Domestic Partners Should Not Be Legal Strangers
"Domestic Partners" is a term used today to refer to people who live together but who are not married. Today, many times, older adults like to live with a brother or a sister, and they would be considered Domestic Partners. Domestic Partners also include same sex couples or heterosexual couples who are not married. Domestic Partners are about as common as married couples.
Domestic Partners usually are very close to each other, know the wishes of the other and are the best providers. However, under the law, they are legal strangers, without any rights regarding the other. This can cause a variety of problems.
For example, an elderly woman may feel that her sister with whom she lives is a better person to handle her finances, at a time of need, than her children. A same sex couple that buys a house together are not bound by the marriage dissolution laws and so have no specific legal guidance on how to hold their property, whether separate or jointly. An unmarried couple also has no rights to make health care decisions for the other if the other becomes ill and unable to commuincate health care desires.
However, Domestic Partners can have legal rights if they prepare appropriate legal documents. For example, a healthcare power of attorney allows Domestic Partners to designate each other as the health care agent. Then if one is too ill to express consent for medicine or surgery, the other can act without getting approval from family members.

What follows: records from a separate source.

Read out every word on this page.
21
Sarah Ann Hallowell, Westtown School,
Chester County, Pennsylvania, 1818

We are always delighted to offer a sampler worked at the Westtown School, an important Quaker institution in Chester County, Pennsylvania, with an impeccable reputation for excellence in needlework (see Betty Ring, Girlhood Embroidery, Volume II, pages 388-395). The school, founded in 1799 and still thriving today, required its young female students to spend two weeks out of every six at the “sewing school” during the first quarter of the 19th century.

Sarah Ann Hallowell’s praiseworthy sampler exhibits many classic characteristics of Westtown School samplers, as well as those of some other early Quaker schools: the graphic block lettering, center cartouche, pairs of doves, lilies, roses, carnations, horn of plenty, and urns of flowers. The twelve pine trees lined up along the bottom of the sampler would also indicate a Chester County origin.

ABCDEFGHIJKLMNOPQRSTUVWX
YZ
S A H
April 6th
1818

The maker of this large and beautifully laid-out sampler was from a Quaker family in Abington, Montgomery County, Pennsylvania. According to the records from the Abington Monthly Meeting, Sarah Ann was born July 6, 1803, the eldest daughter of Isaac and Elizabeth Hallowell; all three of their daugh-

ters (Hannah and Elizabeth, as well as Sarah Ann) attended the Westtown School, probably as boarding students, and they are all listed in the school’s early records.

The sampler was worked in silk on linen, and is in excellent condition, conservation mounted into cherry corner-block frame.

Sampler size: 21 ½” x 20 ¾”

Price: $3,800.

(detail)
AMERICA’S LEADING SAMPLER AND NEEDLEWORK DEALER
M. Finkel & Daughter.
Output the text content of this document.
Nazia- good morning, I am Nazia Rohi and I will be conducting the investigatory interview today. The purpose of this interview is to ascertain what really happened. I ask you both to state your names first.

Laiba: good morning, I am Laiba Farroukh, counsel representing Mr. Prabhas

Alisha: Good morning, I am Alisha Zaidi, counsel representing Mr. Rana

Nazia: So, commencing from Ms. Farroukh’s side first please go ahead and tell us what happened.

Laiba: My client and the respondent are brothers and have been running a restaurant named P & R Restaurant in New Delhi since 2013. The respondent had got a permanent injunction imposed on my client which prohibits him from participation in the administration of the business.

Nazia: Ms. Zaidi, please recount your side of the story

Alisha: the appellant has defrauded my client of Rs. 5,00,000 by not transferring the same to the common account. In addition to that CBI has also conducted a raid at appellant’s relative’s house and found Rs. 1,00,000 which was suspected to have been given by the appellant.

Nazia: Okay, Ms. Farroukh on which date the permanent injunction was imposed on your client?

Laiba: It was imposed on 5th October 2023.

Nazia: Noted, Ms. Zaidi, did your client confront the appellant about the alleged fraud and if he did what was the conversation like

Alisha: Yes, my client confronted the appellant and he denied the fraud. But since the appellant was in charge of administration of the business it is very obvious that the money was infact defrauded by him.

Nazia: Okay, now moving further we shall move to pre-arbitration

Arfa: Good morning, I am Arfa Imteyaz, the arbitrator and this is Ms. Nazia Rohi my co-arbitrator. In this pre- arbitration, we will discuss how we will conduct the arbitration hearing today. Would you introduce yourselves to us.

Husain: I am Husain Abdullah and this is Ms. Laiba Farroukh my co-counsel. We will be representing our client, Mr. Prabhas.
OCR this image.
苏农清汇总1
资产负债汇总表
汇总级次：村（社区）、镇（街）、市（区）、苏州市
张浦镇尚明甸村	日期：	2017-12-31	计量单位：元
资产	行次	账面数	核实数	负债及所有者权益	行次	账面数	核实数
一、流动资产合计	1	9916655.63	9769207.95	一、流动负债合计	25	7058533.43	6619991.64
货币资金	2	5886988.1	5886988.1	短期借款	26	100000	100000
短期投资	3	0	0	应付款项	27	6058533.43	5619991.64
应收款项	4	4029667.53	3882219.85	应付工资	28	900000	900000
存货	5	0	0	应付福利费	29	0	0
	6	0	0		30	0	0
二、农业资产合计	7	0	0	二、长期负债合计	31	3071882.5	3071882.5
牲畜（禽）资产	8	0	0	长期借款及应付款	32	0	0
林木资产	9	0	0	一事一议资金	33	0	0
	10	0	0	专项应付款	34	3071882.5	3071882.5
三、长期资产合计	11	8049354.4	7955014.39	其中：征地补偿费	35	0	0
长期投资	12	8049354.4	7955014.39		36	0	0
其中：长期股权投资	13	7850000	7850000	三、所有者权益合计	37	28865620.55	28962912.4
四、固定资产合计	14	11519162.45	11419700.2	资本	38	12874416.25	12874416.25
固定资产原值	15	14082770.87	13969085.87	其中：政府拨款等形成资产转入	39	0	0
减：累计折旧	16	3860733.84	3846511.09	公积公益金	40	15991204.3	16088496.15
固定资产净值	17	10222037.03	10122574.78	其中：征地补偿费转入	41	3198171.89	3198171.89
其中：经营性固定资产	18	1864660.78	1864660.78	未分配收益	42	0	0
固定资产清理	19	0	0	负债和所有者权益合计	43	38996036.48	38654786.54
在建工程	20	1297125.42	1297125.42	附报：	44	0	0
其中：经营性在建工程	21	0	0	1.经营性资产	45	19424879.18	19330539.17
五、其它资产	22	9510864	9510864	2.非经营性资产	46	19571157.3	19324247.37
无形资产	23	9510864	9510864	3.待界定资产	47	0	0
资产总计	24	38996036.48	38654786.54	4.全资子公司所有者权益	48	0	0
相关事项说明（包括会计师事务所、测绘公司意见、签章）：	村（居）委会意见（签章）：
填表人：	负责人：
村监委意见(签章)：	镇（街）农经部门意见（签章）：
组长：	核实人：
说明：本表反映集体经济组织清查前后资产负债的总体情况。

The health care power of attorney can also include powers for mental health care, in case one suffers from dementia or mental illness. Each Domestic Partner should list an alternate in case something happens to both of them.
Agents can be appointed for finances under a Durable Power of Attorney. The financial agent can access bank accounts and make withdrawls from IRAs for the benefit of the other. The Durable Power of Attorney allows the Domestic Partner to collect debts, run a business or contract for services, such as in home care assistance. It is "durable" because it remains effective even if the one who created it becomes incapacitated.
The Domestic Partners can execute mutual Wills or a joint Revocable Living Trust. These set out the desires for how assets should be used after death. That is, whether the surviving Domestic Partner should have all of the remaining assets or whether some should be saved for other family members.
Domestic Partners can enter into a cohabitation agreements to decide if they want to share equity in the house or how to share expenses. Some Domestic Partners prefer to have only one of them pay the mortgage and own the home, even if the other contributes to utilities and food. Often, Domestic Partners want to give each assurances of support in the future, especially if they have made job or retirement decisions in order to assist the other Domestic Partner. Domestic Partnership or Cohabitation Agreements can require arbitration of disputes and avoid costly litigation in an area where the law is not too developed.
Domestic Partners are important to each other. Therefore, they should pursue the legal documentations that will protect each other.